Alors que l’été rime avec blockbusters, le réalisateur espagnol Víctor Iriarte nous propose dès ce mercredi un thriller sentimental intitulé « Dos Madres ». Ce long-métrage très réussi s’inspire d’un scandale d’état, celui des enfants volés du franquisme. Il suit les péripéties de Véra (Lola Dueñas), a la recherche de son fils, qu’on lui a arraché le jour de l’accouchement.
Ce mercredi 17 juillet, sort au cinéma, le long-métrage « Dos Madres » du réalisateur espagnol Víctor Iriarte. Ce thriller poétique s’inspire d’un scandale d’état, celui des enfants volés pendant et après la dictature franquiste. Il met en scène une longue période, de la fin des années 1930 jusqu’aux années 1980 pour mieux étaler la laideur d’une pratique politique face à l’abnégation et l’amour exceptionnels d’une mère qui n’a jamais abandonné l’idée de retrouver son fils, qu’on lui a arraché le jour de l’accouchement.
Plus de 300 000 bébés enlevés sous Franco et après lui
Petit rappel historique. Sous le régime franquiste, plus de 300 000 bébés ont été retirés à leurs mères pour les placer dans des familles acquises au régime. Pourquoi ? Le pouvoir voulait les éloigner de la prétendue mauvaise influence politique de leurs mères. Il craignait que celles-ci leur transmettent des « gènes du marxisme ». Cette idée cynique serait celle d’un psychiatre fou conseiller du général dictateur. À la mort de Franco, les enlèvements ont continué, avec la complicité des hôpitaux, des administrations et même de l’Église catholique.
Un documentaire sur ce fait paru en 2010
Ce scandale d’Etat a été très tardivement révélé, plus de vingt ans après la disparition du dictateur. En 2010, un documentaire, Les Enfants volés du franquisme, diffusé par la télévision espagnole exposait ce système d’enlèvements ignoble. Avec Dos Madres, Víctor Iriarte revient lui aussi sur cette sinistre affaire. Le réalisateur espagnol utilise une forme de délicatesse poétique pour mieux raconter cette histoire douloureuse. Il s’appuie aussi et surtout sur deux actrices célèbres du cinéma espagnol.
Dos Madres, l’histoire de trois victimes du franquisme
Il s’agit d’Ana Torrent (L’Esprit de la ruche, Cría Cuervos, Fermer les yeux, etc.) et Lola Dueñas, l’une des interprètes fétiches de Pedro Almodovar. Les deux comédiennes ont su jouer leur partition, au rythme de la musique, du mouvement et des silences du récit.
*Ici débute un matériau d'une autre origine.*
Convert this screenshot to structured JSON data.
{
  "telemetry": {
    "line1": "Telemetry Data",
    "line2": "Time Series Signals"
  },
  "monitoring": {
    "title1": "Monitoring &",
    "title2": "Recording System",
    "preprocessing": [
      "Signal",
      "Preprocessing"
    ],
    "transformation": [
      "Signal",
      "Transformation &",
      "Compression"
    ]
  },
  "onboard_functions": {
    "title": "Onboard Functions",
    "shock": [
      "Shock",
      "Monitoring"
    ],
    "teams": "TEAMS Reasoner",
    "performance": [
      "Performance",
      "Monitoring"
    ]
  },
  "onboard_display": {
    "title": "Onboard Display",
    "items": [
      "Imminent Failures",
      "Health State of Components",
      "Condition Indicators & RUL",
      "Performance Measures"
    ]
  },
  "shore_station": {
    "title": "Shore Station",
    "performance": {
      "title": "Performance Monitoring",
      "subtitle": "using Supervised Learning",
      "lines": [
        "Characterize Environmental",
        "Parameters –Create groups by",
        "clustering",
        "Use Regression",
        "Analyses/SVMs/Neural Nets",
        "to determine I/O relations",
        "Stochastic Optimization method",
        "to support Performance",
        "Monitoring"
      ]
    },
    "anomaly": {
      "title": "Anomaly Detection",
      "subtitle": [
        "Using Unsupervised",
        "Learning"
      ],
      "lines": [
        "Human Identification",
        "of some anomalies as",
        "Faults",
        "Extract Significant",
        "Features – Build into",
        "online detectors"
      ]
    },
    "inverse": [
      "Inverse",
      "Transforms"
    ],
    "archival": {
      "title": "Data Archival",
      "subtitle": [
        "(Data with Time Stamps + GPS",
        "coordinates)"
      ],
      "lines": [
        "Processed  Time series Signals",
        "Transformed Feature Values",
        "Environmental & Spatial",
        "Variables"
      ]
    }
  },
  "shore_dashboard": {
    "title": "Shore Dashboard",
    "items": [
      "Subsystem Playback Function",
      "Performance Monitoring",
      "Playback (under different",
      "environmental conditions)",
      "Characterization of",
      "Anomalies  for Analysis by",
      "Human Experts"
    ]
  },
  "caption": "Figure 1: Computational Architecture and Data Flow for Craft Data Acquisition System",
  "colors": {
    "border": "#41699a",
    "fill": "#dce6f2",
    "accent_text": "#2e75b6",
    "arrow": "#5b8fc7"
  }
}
Dos Madres raconte l’histoire de Véra (Lola Dueñas), une femme qui n’a jamais abandonné l’idée de retrouver son fils, Egoz (Manuel Egozkue), dont on l’a séparé pendant la dictature franquiste. Quelques années plus tard, le bébé est devenu jeune adulte et vit chez Cora (Ana Torrent), sa mère adoptive, elle aussi victime du système.
Dos Madres, véritable polar avec des enquêtes périlleuses et des opérations clandestines
Véra a tout essayé pour retrouver son petit, allant jusqu’à harceler les autorités. Mais son dossier a mystérieusement disparu des archives espagnoles. Et l’administration corrompue ne veut rien lui dire. Alors elle entre dans l’illégalité pour obtenir les informations qu’elle recherche. Véra mène notamment des enquêtes périlleuses, organise des opérations clandestines et des rendez-vous secrets. On plonge alors dans un polar. La guérillera urbaine solitaire finit par retrouver le garçon qu’elle cherchait et sa mère adoptive. Les trois essaient alors de panser les blessures du passé et remettre les choses à leur place.
Au-delà du besoin de justice, des questions existentielles dans Dos Madres
Avec ce film poignant d’ 1h 49 min, Víctor Iriarte rouvre les archives espagnoles pour parler d’un fait qui reste pratiquement tabou à ce jour. En Espagne, il est toujours difficile d’évoquer la guerre civile et la dictature franquiste. Tout se passe comme si les gens préfèrent occulter un pan de la mémoire collective. Après que le scandale des kidnappings d’enfants a éclaté, les autorités ont choisi l’amnistie générale. Or, dans les dictatures d’Amérique latine, où des faits similaires se sont produits, il y a eu des jugements et des condamnations. Mais, au-delà du besoin de mémoire et de justice, Víctor Iriarte analyse autre chose dans son œuvre cinématographique. Il questionne aussi la maternité, la filiation et l’identité.